Residents sound off, small cell tower dies
With input from 11 concerned residents, many from the Herron Road area, Farragut Municipal Planning Commission denied a site plan application for a small cell tower, determining it to be incomplete, during its regular meeting Thursday, June 20.
MasTec/AT&T Mobility had submitted site plans initially for three separate small cell towers, two to be placed in different locales along Parkside Drive, and a third off Herron Road along a residential right-of-way.
The applicant, listed by name as Kevin Youngblood of MasTec, was a no-show before FMPC.
Residents spoke out against the application, and several remarked about the applicant’s failure to appear.
“I think it’s pretty indicative of what you can expect (from the applicant) in the future,” said Laura Fangman, who also remarked that the $5,000 bond to be required from the applicant “is grossly insufficientî to cover any damage or repairs that might ensue.”
Elaine Jackson and Patrick Hayes both noted detrimental health issues that might occur.
“It will be a detriment to our health,” Jackson said.
“My husband is already disabled, and we don’t need more (chance of that). We don’t want any more damage to our neighborhood. “There are studies about the bad effects of lower-level radioactivity,” Hayes. said. “If any of you can get this as far away from a residential community as you can, it would be a good thing.”
Joe and Melissa Martin, who live along Herron Road, own the property where the tower is planned, and spoke against approval. A utility pole currently exists within the right of way on their property, and the cell tower as proposed would be perpendicular to that existing pole.
“The application is incomplete,” Joe Martin began. “We are (along) Herron, but the address states it would be on 633 Herron. There is no 633.”

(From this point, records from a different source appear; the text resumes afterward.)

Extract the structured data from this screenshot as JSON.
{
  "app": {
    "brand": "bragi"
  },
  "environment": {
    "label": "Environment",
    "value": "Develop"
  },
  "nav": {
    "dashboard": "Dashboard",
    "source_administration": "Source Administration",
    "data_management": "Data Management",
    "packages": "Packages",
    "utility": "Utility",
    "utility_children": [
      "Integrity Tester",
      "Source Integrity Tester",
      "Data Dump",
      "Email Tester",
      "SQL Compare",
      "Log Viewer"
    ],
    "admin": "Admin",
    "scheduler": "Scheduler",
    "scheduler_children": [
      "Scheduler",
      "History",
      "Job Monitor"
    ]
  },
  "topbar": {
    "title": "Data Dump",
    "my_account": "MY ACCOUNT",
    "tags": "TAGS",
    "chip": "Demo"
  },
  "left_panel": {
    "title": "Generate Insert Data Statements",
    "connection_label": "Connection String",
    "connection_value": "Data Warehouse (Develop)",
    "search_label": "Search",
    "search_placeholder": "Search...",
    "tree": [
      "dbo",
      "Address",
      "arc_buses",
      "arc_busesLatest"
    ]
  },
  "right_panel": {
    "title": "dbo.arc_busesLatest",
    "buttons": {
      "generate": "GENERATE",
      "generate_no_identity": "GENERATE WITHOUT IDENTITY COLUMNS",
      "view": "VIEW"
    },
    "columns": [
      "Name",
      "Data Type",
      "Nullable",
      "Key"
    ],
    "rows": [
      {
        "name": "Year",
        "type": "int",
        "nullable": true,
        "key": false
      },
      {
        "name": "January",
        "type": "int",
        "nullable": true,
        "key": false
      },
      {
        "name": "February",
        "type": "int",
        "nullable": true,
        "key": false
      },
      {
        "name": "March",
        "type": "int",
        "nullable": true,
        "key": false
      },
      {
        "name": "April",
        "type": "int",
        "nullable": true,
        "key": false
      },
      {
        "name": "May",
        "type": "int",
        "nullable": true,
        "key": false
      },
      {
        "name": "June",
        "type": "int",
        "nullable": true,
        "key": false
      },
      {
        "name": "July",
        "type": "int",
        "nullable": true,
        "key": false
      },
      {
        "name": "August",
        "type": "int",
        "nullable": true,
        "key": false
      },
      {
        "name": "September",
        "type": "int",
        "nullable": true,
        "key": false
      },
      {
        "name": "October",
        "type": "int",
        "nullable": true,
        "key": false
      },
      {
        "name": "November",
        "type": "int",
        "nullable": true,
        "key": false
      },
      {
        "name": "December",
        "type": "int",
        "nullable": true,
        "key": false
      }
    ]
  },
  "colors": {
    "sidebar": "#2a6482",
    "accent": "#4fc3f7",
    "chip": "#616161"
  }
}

“Our property value will be impacted, and there are health concerns,” he continued, then added three other times their property had been impacted by outside influences. “They cut my driveway to put in a sewer line for JCPenney,” he said. “They also put in a new pole and a new (electrical) box. I am the one who had to go in and fix it, every time, and I have concerns about that as well.”
Melissa Martin reiterated the address issue and said she was concerned she didn’t know about the proposed tower sooner. She concluded by asking the commission “to please consider not putting this in my front yard.”
”I have kept up for years with the placement of cell towers,” Carol Christofferson said. “And I don’t want a cell tower where it doesn’t have to be when there are so many other places it could go.”
Commissioners voted unanimously to deny the application based on it being incomplete.
Mark Shipley, Farragut Community Development director, said he would report back to FMPC after communicating with the applicant on any next steps to be taken.
He did tell the Commission that fairly recent state and federal law supersedes Town ordinances, and the cell phone industry “is a constantly evolving arena. The Commission can’t just say ‘no.’ It has to provide reasons, and we have to provide for this. “We can’t treat them differently than any other utilities.”